The Language of Cooperation
February 27, 2004
| Four book-manufacturing companies in Ann Arbor, Michigan, shared a common problem. Some of their employees spoke so little English that they couldn’t understand the books they were binding, read safety signs or fully communicate with coworkers. Yet none of the small bookmakers could afford to launch an on-site English-as-a-second-language program alone. Their solution: pool money to fund a single program that would be developed through a local group, Washtenaw Literacy. Some of the companies also agreed to change their pay policies so that the students and tutors, who were recruited from employee ranks, were paid for the time they spent in the learning sessions.
Book manufacturing in Ann Arbor is a century-old industry, and the book companies began meeting in 2000 to find ways to improve the profession’s image. First they ran joint newspaper ads to recruit workers, who were then in short supply. "We needed to have a basic level of trust and cooperation to put aside our competitive spirit," says Pam Lindberg, training manager at Malloy Inc., one of the book manufacturers that took part in the literacy program.
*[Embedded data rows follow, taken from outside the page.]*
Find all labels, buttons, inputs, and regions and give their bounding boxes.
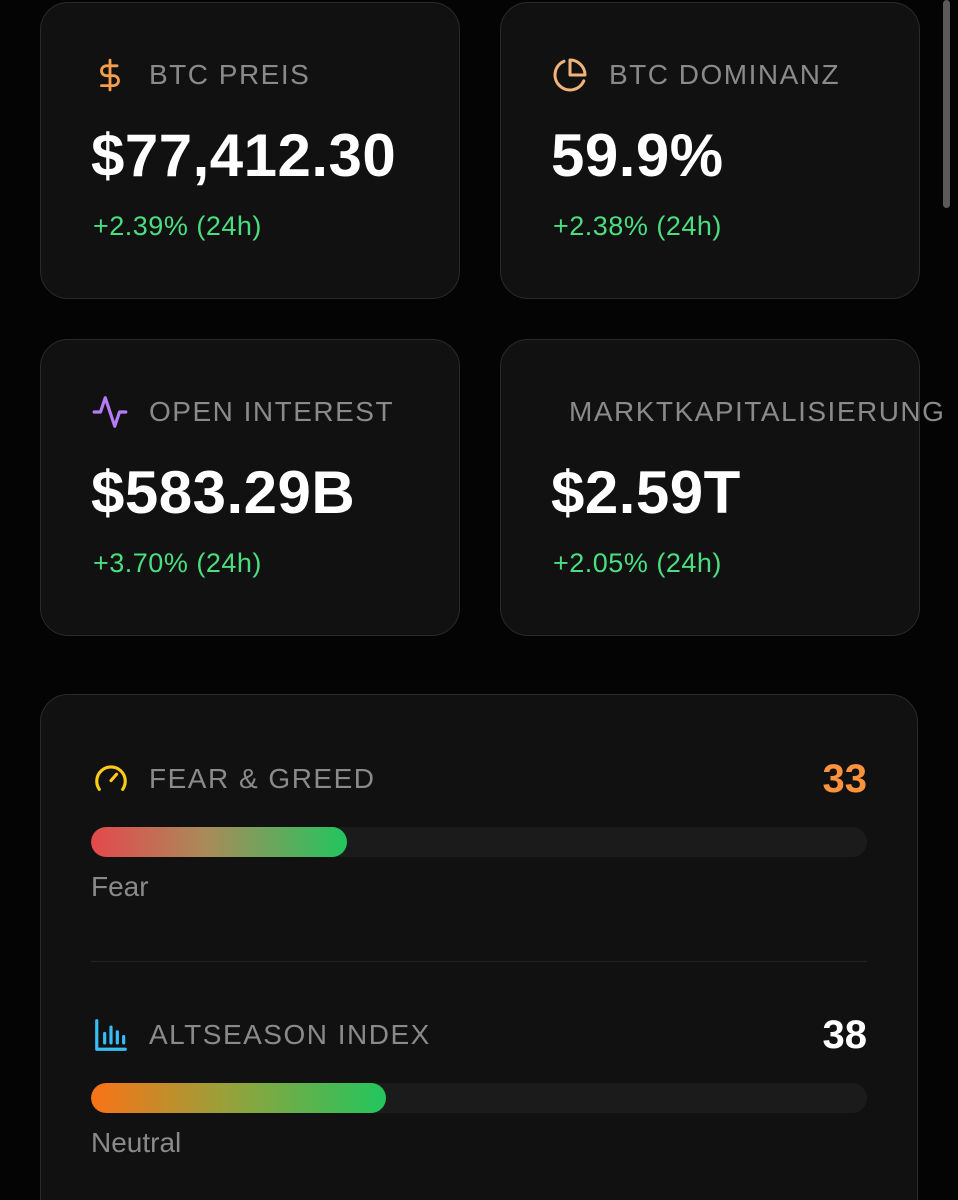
gauge-icon [91, 759, 131, 799]
card-header: MARKTKAPITALISIERUNG [569, 392, 945, 432]
open-interest-card[interactable]: OPEN INTEREST $583.29B +3.70% (24h) [40, 339, 460, 636]
index-label: FEAR & GREED [149, 763, 376, 794]
market-cap-value: $2.59T [551, 459, 741, 526]
fear-greed-row[interactable]: FEAR & GREED 33 Fear [91, 757, 867, 902]
altseason-row[interactable]: ALTSEASON INDEX 38 Neutral [91, 1013, 867, 1158]
altseason-bar-track [91, 1083, 867, 1113]
index-header: FEAR & GREED 33 [91, 757, 867, 801]
card-label: OPEN INTEREST [149, 396, 395, 427]
card-label: MARKTKAPITALISIERUNG [569, 396, 946, 427]
open-interest-change: +3.70% (24h) [93, 548, 262, 578]
card-label: BTC DOMINANZ [609, 59, 841, 90]
fear-greed-bar-track [91, 827, 867, 857]
btc-price-value: $77,412.30 [91, 122, 397, 189]
btc-price-card[interactable]: BTC PREIS $77,412.30 +2.39% (24h) [40, 2, 460, 299]
bar-chart-icon [91, 1015, 131, 1055]
dollar-icon [91, 56, 129, 94]
index-label: ALTSEASON INDEX [149, 1019, 431, 1050]
fear-greed-value: 33 [822, 757, 868, 801]
altseason-caption: Neutral [91, 1127, 182, 1158]
market-cap-card[interactable]: MARKTKAPITALISIERUNG $2.59T +2.05% (24h) [500, 339, 944, 636]
pie-chart-icon [551, 56, 589, 94]
card-label: BTC PREIS [149, 59, 311, 90]
fear-greed-bar-fill [91, 827, 348, 857]
altseason-bar-fill [91, 1083, 386, 1113]
btc-dominance-value: 59.9% [551, 122, 724, 189]
open-interest-value: $583.29B [91, 459, 356, 526]
fear-greed-caption: Fear [91, 871, 149, 902]
activity-icon [91, 393, 129, 431]
altseason-value: 38 [822, 1013, 868, 1057]
btc-price-change: +2.39% (24h) [93, 211, 262, 241]
market-cap-change: +2.05% (24h) [553, 548, 722, 578]
card-header: BTC PREIS [93, 55, 310, 95]
card-header: OPEN INTEREST [91, 392, 395, 432]
index-header: ALTSEASON INDEX 38 [91, 1013, 867, 1057]
sentiment-card: FEAR & GREED 33 Fear [40, 694, 918, 1200]
card-header: BTC DOMINANZ [553, 55, 840, 95]
btc-dominance-card[interactable]: BTC DOMINANZ 59.9% +2.38% (24h) [500, 2, 920, 299]
btc-dominance-change: +2.38% (24h) [553, 211, 722, 241]
divider [91, 961, 867, 962]
scrollbar[interactable] [943, 0, 950, 208]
Those meetings also revealed common communication problems. Some of Malloy’s 320 employees were Albanian-speakers from Kosovo, and others were West Africans who spoke tribal dialects and French. Another bookmaker, Edwards Brothers Inc., had among its 800 employees a sprinkling of people who spoke only Vietnamese or Chinese. The language barriers were compounded by cultural differences. At company potlucks and employee-recognition lunches, Malloy used to serve things like German potato salad with pork, unmindful that many of its West African employees were Muslims who didn’t eat pork. "Now we make sure there is food for everyone," Linberg says. "This experience has been eye-opening."
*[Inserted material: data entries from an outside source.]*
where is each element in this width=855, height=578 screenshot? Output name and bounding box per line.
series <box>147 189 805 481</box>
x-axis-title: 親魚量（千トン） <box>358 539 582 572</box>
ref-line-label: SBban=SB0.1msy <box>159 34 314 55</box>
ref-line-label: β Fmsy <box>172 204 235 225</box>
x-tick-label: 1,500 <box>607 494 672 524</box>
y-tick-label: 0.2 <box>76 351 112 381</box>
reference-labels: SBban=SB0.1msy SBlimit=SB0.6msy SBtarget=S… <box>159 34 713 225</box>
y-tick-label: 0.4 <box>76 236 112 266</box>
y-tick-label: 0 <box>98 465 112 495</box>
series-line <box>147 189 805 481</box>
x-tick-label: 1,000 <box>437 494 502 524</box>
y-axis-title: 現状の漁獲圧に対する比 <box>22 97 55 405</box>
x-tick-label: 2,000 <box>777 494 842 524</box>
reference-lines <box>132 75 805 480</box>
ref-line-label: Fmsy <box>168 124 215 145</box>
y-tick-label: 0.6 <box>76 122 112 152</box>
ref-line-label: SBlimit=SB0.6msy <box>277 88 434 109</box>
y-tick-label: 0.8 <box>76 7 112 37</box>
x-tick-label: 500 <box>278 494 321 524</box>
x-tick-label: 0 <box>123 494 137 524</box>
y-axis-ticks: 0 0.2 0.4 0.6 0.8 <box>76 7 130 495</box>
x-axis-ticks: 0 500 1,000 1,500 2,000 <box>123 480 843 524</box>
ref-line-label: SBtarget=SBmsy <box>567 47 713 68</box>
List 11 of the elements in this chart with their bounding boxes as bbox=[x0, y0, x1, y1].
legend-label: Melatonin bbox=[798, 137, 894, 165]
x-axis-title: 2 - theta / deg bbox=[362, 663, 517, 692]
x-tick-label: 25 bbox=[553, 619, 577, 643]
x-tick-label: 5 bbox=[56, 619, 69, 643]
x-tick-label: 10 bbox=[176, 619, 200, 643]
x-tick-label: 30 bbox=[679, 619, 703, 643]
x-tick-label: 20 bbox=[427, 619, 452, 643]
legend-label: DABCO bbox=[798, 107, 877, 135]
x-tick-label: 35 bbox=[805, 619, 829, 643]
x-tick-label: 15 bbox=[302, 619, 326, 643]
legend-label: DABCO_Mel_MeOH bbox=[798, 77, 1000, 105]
For their ability to combine resources to create a unique program, the Michigan book producers, Washtenaw Literacy and the Washtenaw Development Council are the 2004 Optimas Award winners for Partnership.
The ESL program began with a six-hour sensitivity- and communication-training session for tutors and supervisors. In one exercise, participants were given directions in a language they didn’t understand, so that they were more likely to identify with the frustration of their non-English-speaking colleagues. Each learner is matched up with one tutor. The tutors agreed to meet with the students for at least one hour a week for a minimum of six months. In most cases, the pairs got so involved that they met twice weekly. The program often expands beyond teaching language skills to helping students cope with personal business such as applying for a driver’s license. "This has been fantastic for everyone," Lindberg says. "The learners have become happier and more confident. The tutors have an opportunity to be in a leadership role."
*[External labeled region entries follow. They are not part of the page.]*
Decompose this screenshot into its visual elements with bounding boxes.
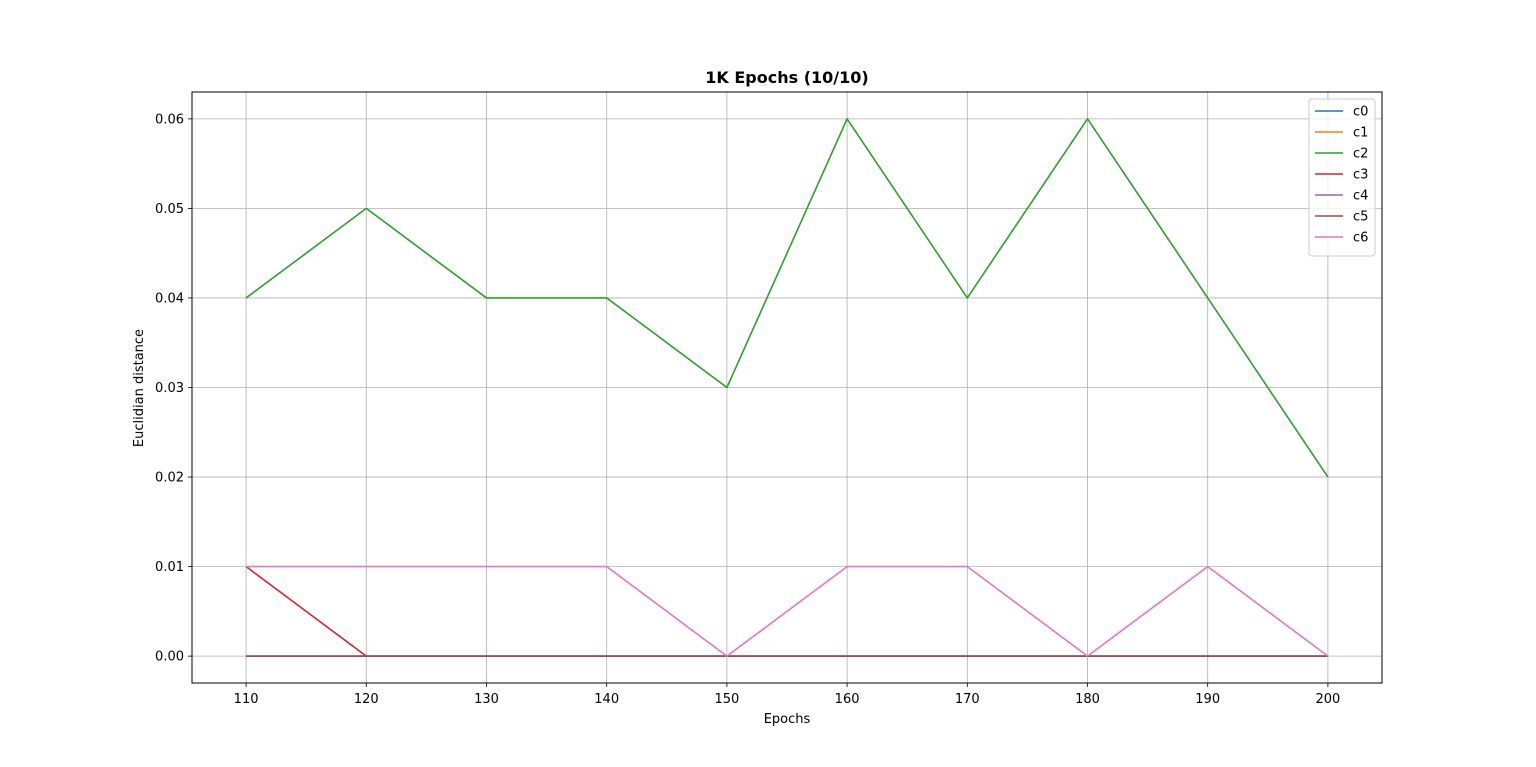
x-tick-label: 200 (1315, 692, 1340, 707)
legend-label-c3: c3 (1353, 168, 1368, 183)
x-tick-label: 170 (955, 692, 980, 707)
y-tick-label: 0.00 (155, 650, 184, 665)
x-tick-label: 150 (714, 692, 739, 707)
series-line-c6 (246, 565, 1329, 657)
series-lines (245, 118, 1329, 657)
legend-label-c2: c2 (1353, 147, 1368, 162)
chart-title: 1K Epochs (10/10) (705, 68, 868, 87)
series-line-c2 (245, 118, 1329, 478)
y-tick-label: 0.05 (155, 202, 184, 217)
y-tick-label: 0.02 (155, 471, 184, 486)
x-tick-label: 190 (1195, 692, 1220, 707)
legend-label-c0: c0 (1353, 105, 1368, 120)
legend: c0 c1 c2 c3 c4 c5 c6 (1308, 98, 1376, 257)
y-axis-label: Euclidian distance (132, 329, 147, 447)
x-tick-label: 160 (835, 692, 860, 707)
x-axis-label: Epochs (764, 712, 811, 727)
x-axis-ticks: 110 120 130 140 150 160 170 180 190 200 (234, 683, 1340, 707)
x-tick-label: 140 (594, 692, 619, 707)
x-tick-label: 180 (1075, 692, 1100, 707)
x-tick-label: 130 (474, 692, 499, 707)
y-tick-label: 0.03 (155, 381, 184, 396)
legend-label-c6: c6 (1353, 231, 1368, 246)
legend-label-c1: c1 (1353, 126, 1368, 141)
x-tick-label: 120 (354, 692, 379, 707)
legend-label-c4: c4 (1353, 189, 1368, 204)
x-tick-label: 110 (234, 692, 259, 707)
legend-label-c5: c5 (1353, 210, 1368, 225)
y-axis-ticks: 0.00 0.01 0.02 0.03 0.04 0.05 0.06 (155, 112, 192, 665)
y-tick-label: 0.04 (155, 291, 184, 306)
y-tick-label: 0.01 (155, 560, 184, 575)
y-tick-label: 0.06 (155, 112, 184, 127)
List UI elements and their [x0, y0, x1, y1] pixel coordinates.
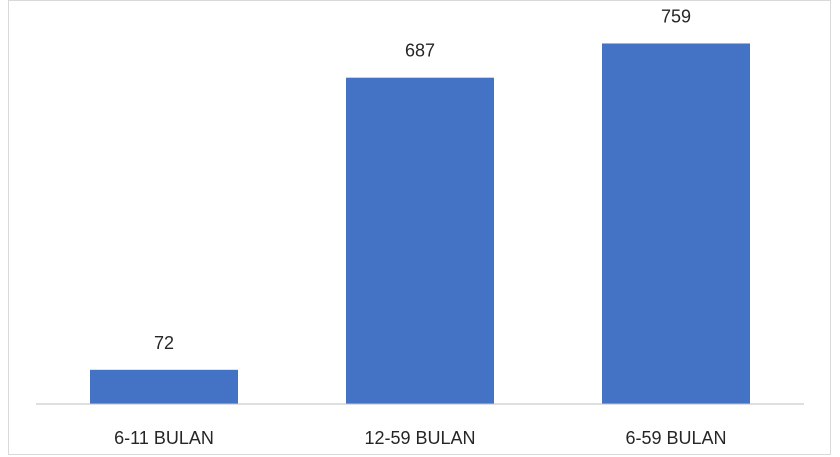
bar-6-59-bulan: [602, 43, 750, 404]
bar-12-59-bulan: [346, 77, 494, 405]
category-label: 12-59 BULAN: [364, 428, 475, 448]
data-label: 759: [661, 6, 691, 26]
category-label: 6-59 BULAN: [625, 428, 726, 448]
data-label: 687: [405, 41, 435, 61]
category-labels-layer: 6-11 BULAN 12-59 BULAN 6-59 BULAN: [114, 428, 726, 448]
bars-layer: [90, 43, 750, 405]
data-label: 72: [154, 333, 174, 353]
data-labels-layer: 72 687 759: [154, 6, 691, 352]
bar-6-11-bulan: [90, 369, 238, 404]
category-label: 6-11 BULAN: [114, 428, 214, 448]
Since mid-2001, about 20 learning teams at the companies have gone through the program, with six still active. Lindberg estimates that the payroll cost is about $2,000 a year for each team, which she considers "next to nothing," given the results. Several of the ESL workers have earned promotions. Overall productivity and morale are improving. But it is the human payoff that is the most important to Lindberg. When Ali Berisha, an assistant printing-press operator, entered the program, he didn’t know all 26 letters of the English alphabet. Now he is using the company’s tuition-reimbursement program to attend a local community college.